Let's say I'm using the LINQ array .Distinct()
method.
The result is unordered.
Well, everything is "ordered" if you know the logic used to produce the result.
My question is about the result set. Will the resulting array be in the "first distinct" order or perhaps the "last distinct" order?
Can I never count on any order?
This is the old "remove duplicate strings" problem but I'm looking into the LINQ solution.
Assuming you mean LINQ to Objects, it basically keeps a set of all the results it's returned so far, and only yields the "current" item if it hasn't been yielded before. So the results are in the original order, with duplicates removed. Something like this (except with error checking etc):
public static IEnumerable<T> Distinct<T>(this IEnumerable<T> source)
{
HashSet<T> set = new HashSet<T>();
foreach (T item in source)
{
if (set.Add(item))
{
// New item, so yield it
yield return item;
}
}
}
This isn't guaranteed - but I can't imagine any more sensible implementation. This allows Distinct()
to be as lazy as it can be - data is returned as soon as it can be, and only the minimum amount of data is buffered.
Relying on this would be a bad idea, but it can be instructive to know how the current implementation (apparently) works. In particular, you can easily observe that it starts returning data before exhausting the original sequence, simply by creating a source which logs when it produces data to be consumed by Distinct
, and also logging when you receive data from Distinct
.
The docs say:
"The result sequence is unordered."
You can never count on any order. It would be entirely permissible for LINQ to implement this using hash tables (and indeed, I believe it IS implemented that way in .NET 4).
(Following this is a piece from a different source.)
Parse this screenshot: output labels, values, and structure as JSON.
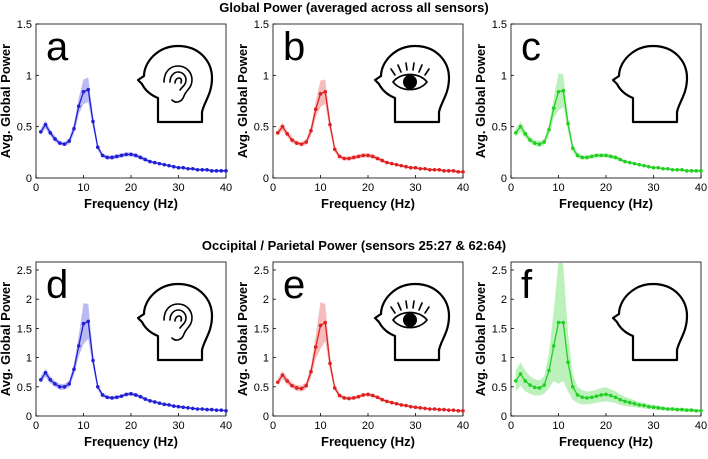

The Distinct method doesn't officially guarantee an order as far as I know, although in practice the LINQ to Objects implementation returns the groups in the order they first appear in the source enumerable.
If you use LINQ to SQL for example then it is up to the database to decide what order it wishes to return the results in and then you should not rely on this order even being consistent from one call to the next.
At a guess it's using a hash table to produce the set of distinct keys, and producing the output in order by the hashes.